While the SEC is sitting pretty with a trio of teams in the top four and a very conceivable path to placing all three in the CFP come December (a potential first for the competition), the Big Ten, by comparison had a shaky weekend. Michigan State put up seven measly points in a home loss to Arizona State, Penn State edged Pitt 17-10, Iowa stole one against their in-state rivals, and Purdue, who were supposed to be a contender in the West, fell to 1-2. And all of this came just a week after idle Michigan’s moral L against Army. This is bad news for an under-the-radar Ohio State team (an oxymoron, I know), who creamed Indiana 51-10 in their Big Ten opener on Saturday. Led by Justin Fields—who deserves to be in the Heisman convo but thus far isn't (13 total TDs, 0 INTs, a third-in-the-nation QBR of 92.9)—and Jadaveon Clowney’s upgraded clone, Chase Young, this looks like the best Buckeyes team since their 2015 National Championship edition, but their hardest non-conference game was last week’s 42-0 romp over Cincinnati. In other words, they’re relying solely on the Big Ten for that all-important FPI, and the College Football Playoff Committee has cold-shouldered the conference since Michigan State and Ohio State suffered a combined 69-0 nothing shellacking in consecutive semi-finals back in 2016 and 2017. With both LSU and Oklahoma sitting between them and the CFP, Ohio State need to beat teams that are beating other teams from here on in, at least half of which looks far from certain after Week 3.

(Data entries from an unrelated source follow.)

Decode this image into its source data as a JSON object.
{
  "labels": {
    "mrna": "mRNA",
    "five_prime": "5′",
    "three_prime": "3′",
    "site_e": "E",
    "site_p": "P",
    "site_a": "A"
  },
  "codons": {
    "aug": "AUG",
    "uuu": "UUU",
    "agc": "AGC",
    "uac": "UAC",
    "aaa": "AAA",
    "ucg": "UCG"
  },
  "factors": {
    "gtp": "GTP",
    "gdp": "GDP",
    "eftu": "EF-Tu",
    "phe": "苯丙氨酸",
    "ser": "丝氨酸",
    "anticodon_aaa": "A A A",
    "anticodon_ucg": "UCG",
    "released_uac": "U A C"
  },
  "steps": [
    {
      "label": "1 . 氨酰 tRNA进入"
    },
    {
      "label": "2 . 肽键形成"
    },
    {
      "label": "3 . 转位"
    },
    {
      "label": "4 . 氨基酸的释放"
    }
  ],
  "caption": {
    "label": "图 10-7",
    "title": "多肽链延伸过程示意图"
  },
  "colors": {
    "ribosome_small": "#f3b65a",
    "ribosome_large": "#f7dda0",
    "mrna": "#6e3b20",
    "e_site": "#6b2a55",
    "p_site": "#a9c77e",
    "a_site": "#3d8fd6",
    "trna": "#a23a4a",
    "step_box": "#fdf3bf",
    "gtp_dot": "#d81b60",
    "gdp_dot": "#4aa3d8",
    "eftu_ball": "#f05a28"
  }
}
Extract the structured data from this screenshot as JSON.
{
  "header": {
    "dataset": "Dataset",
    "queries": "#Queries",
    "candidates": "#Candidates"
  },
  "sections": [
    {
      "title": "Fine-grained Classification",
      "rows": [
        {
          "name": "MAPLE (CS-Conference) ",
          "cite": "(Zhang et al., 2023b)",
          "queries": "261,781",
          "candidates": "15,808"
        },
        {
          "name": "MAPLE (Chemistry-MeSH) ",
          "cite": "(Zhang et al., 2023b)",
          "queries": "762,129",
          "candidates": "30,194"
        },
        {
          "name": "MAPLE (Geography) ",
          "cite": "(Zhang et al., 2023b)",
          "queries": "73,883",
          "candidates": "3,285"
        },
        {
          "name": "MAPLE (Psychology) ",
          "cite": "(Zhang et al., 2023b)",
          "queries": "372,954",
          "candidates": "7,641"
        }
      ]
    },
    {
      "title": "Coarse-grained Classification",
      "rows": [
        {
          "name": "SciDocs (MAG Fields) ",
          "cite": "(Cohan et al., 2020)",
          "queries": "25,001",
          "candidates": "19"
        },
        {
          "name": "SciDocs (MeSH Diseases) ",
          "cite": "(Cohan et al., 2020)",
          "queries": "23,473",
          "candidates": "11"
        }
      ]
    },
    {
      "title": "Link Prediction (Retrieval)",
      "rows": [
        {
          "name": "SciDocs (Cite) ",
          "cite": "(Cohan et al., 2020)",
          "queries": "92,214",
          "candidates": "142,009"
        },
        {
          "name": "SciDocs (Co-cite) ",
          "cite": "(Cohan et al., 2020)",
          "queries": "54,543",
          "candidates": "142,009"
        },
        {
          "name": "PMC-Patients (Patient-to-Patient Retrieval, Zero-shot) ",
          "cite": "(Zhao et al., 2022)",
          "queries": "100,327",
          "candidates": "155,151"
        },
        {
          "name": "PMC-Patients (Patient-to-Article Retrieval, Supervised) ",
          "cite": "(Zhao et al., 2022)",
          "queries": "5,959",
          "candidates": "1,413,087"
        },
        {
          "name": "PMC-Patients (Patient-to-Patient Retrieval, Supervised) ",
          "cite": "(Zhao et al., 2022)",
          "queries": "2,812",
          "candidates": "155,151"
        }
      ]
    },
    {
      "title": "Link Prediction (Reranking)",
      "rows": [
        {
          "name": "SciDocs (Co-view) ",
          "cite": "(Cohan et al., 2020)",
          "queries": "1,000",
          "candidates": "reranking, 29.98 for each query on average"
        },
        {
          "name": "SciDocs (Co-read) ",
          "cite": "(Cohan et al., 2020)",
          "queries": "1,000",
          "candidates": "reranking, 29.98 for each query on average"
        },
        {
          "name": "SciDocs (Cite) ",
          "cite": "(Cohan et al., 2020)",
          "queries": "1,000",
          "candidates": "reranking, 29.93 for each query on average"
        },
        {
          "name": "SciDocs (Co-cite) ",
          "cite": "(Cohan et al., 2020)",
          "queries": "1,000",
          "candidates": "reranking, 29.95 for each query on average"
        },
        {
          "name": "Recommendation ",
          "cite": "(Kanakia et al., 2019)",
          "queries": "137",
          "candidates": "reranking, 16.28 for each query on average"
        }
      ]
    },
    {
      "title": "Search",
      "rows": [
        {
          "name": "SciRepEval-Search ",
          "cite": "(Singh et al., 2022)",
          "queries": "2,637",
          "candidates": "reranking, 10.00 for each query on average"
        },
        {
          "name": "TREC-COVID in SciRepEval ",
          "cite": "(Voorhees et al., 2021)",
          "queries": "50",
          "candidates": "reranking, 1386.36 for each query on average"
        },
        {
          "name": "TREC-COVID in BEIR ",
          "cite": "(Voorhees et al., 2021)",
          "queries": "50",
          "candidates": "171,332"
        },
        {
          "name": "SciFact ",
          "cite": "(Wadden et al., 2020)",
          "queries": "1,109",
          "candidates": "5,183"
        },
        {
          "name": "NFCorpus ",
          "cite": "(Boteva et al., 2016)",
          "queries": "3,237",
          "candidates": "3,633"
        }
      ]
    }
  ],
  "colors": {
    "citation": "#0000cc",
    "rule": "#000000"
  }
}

RELATED: Michigan State's new alternate is being called the worst college football uniform of all time

Fugghedaboutit

Well Florida, here’s the good news: You narrowly avoided a second consecutive upset at the hands of Kentucky. The bad news? You had to score 19 unanswered 4th-quarter points to pull it off and lost quarterback Feleipe Franks to a gruesome ankle injury in the process. Franks is now out for the season, which, for Florida, no longer carries any realistic CFP aspirations. It was always going to be a long shot to survive one of Auburn and LSU in the West and Georgia in the East just to get a shot in the SEC Championship, but now the dream is well and truly dusted. On the bright side, they'll have opportunities to hammer Tennessee next week and Florida State in the regular season finale, which should help to sooth the scaly souls of Gator nation as they plummet headlong into a newly pointless season.

Hopeless College Football Moment of the Week

Let's get this out of the way right now: Michigan State were abysmal on Saturday, but they shouldn't have lost...at least in regulation. The weekend's stupidest sequence of sports events began when Matt Coghlin trotted onto the field to attempt a game-tying field goal, which he summarily drilled. The only problem? Sparty had twelve men on the field. After the five-yard penalty, Coghlin took at a whack at the now 47-yarder and absolutely shanked it. Arizona State celebrated the win, but as everyone, including the official Pac-12 officiating office, quickly noted, Coghlin should have gotten a third kick from the original 42-yard distance after a Sun Devils player was not flagged for leaping over an offensive lineman. Would her have made it? Who knows! But on a football weekend dogged by incompetent officiating, this was yet another unfortunate feather in the cap (a fedora, if we had to guess.)